Actress Elizabeth Hurley calls her line of swimwear for girls "fun" on her website. But parents along with a child protection charity in the U.K. have had a different reaction -- they're accusing Hurley and her brand of sexualizing young girls.

"It is very disturbing to see some inappropriate items in this swimwear range," Claude Knight, the director of the charity Kidscape told the Daily Mail.

Knight points out pieces like the "Mini Cha Cha Bikini," an animal-print two-piece for girls under 8 and the "Collete Bikini," a suit that is held together by a gold ring and is meant specifically "for girls [ages 8-13] who want to look grown up." According to the company's website, "This bikini looks fab with our cheetah ruffled skirt."

Story continues below photo.

elizabeth hurley bikini for kids

Siobhan Freegard, founder of the community Netmums told the Daily Mail that she knows "a number of mothers who are concerned about the sexualization of their children and would be horrified by their daughters dressing like mini-strippers."

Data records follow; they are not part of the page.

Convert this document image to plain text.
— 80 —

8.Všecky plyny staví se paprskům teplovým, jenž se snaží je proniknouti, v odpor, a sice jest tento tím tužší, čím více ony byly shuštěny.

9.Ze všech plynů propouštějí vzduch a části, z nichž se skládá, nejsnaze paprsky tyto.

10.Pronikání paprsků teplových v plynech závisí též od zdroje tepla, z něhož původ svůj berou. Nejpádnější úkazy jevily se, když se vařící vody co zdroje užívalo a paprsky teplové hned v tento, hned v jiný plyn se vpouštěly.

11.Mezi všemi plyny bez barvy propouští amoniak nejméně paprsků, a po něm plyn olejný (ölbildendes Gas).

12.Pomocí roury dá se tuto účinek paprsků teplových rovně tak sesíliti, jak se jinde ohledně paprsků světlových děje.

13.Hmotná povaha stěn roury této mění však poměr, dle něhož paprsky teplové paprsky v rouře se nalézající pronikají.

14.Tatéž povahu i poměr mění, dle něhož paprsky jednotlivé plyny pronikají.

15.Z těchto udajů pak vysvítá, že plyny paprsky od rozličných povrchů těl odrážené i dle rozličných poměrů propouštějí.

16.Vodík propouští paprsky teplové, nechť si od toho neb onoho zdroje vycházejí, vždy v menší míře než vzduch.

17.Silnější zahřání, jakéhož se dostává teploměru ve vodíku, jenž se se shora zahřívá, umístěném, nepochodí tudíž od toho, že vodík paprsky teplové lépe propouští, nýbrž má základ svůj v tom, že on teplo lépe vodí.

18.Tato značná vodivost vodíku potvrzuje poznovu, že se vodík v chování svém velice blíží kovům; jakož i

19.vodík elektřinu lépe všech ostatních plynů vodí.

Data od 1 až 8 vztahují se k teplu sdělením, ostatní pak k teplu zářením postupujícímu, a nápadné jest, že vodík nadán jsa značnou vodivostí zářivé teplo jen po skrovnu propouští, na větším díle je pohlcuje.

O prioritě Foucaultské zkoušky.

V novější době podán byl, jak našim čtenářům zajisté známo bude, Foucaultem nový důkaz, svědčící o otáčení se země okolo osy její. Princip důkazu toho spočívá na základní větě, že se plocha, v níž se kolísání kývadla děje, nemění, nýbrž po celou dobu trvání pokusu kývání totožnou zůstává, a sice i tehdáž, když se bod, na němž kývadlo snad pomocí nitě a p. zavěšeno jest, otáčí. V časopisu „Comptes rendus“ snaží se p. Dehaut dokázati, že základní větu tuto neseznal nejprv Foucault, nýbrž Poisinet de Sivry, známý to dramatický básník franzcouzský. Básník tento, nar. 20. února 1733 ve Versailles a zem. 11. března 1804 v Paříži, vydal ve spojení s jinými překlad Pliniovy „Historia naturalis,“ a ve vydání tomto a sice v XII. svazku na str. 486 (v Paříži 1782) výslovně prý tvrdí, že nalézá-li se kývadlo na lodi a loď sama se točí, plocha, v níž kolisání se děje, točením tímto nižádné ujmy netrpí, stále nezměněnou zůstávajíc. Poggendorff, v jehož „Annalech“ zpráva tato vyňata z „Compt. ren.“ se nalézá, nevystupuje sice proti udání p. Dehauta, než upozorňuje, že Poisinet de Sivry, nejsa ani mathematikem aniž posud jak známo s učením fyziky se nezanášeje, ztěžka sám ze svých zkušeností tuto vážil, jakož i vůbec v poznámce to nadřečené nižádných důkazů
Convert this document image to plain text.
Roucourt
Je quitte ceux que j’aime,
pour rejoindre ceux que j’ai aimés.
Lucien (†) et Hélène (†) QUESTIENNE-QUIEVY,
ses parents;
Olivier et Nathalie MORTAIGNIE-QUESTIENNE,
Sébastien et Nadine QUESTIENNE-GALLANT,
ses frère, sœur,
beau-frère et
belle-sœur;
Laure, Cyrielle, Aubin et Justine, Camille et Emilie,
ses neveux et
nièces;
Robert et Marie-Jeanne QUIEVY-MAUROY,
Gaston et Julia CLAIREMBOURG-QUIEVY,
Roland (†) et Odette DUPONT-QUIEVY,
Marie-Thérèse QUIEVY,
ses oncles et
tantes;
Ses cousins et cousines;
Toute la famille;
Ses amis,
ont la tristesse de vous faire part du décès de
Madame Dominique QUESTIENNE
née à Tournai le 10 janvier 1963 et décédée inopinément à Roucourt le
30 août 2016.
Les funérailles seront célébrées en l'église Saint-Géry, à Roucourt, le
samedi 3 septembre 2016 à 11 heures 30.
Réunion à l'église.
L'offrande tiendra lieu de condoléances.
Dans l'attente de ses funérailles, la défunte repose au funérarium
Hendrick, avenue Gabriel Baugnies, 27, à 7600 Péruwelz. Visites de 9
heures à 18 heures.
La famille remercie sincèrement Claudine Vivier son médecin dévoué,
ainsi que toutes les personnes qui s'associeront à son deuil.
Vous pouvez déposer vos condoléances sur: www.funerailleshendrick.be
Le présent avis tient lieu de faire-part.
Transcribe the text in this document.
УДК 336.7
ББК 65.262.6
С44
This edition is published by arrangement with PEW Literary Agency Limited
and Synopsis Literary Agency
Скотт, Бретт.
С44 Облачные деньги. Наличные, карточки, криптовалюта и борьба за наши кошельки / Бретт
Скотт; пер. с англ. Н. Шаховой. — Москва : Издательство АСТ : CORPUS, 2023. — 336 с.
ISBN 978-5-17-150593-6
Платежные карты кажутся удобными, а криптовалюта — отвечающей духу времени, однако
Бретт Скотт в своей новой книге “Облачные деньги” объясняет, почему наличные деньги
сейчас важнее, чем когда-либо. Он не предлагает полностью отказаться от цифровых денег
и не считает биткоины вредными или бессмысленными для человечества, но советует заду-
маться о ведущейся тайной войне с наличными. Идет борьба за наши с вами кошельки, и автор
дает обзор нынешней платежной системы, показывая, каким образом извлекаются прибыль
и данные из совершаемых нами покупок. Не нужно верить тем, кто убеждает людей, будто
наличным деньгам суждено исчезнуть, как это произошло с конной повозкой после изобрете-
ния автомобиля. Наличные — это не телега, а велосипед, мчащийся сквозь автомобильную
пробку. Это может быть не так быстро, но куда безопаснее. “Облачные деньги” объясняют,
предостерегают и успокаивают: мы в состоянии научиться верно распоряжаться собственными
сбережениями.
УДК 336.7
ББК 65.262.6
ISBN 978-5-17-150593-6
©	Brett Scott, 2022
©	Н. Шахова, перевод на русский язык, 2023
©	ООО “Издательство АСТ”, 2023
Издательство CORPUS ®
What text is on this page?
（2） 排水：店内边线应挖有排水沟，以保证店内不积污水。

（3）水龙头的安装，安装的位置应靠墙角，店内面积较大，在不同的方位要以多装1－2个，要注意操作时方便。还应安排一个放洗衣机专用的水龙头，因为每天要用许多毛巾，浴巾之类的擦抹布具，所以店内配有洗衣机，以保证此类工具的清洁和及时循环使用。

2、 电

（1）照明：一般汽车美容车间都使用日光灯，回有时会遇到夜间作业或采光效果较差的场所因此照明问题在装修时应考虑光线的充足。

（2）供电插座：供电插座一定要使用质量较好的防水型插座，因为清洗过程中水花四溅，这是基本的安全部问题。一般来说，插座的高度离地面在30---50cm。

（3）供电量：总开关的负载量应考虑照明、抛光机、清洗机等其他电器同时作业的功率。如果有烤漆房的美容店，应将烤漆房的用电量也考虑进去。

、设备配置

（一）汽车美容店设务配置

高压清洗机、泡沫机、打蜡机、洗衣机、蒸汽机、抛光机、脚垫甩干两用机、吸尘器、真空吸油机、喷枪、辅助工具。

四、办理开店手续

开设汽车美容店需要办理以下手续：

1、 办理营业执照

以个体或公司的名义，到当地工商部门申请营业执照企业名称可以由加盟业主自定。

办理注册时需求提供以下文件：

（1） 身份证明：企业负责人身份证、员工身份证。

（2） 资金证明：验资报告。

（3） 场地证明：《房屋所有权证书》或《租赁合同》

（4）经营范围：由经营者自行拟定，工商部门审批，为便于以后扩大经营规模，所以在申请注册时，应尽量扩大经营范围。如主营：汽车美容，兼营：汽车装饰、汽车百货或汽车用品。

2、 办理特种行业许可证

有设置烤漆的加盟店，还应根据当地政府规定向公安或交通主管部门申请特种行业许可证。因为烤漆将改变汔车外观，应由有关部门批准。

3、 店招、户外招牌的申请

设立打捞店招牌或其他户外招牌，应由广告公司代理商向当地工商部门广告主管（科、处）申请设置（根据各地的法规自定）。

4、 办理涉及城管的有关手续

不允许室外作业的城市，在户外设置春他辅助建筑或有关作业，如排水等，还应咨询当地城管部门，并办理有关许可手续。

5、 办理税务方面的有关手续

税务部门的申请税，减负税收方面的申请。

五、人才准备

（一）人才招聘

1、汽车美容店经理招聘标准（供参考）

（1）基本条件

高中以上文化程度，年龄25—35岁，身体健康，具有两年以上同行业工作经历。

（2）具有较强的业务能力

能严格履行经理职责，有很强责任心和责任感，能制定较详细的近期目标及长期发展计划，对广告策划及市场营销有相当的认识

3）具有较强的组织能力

And, their concerns are validated by science. A recent study found that girls as young as 6 think of themselves as sex objects and want to be considered sexy. In an earlier study, Psychologists named clothing as a factor that encourages these youngsters to objectify themselves. This research was particularly disturbing given that "almost a third of girls' clothing for sale at 15 major retailers [had] sexualizing characteristics."

Knight told Sky News that Hurley shouldn't take all of the blame now. Rather, the fashion industry should stop making clothes for kids that are so adult-like.

Jen M.L., a mother of two who blogs at "People I Want To Punch In The Throat" agrees on that front. In a HuffPost blog, Jen says she is "horrified" by clothing selections when she takes her 4-year-old daughter shopping. She recounts a specific Easter shopping trip when "there were several dresses that looked like they should come with a complimentary pole and hooker heels!" But, Jen doesn't blame the industry entirely. She also writes that consumers -- parents specifically -- should stop buying and supporting the production of such items. "If we'd just stop buying this misogynistic whore-wear maybe companies would stop trying to sell it to us."

With regard to Hurley's line, a spokesperson told the Daily Mail that the collection has sold "extremely well." He added, "Most of our customers are repeat customers who report that their kids adore the designs."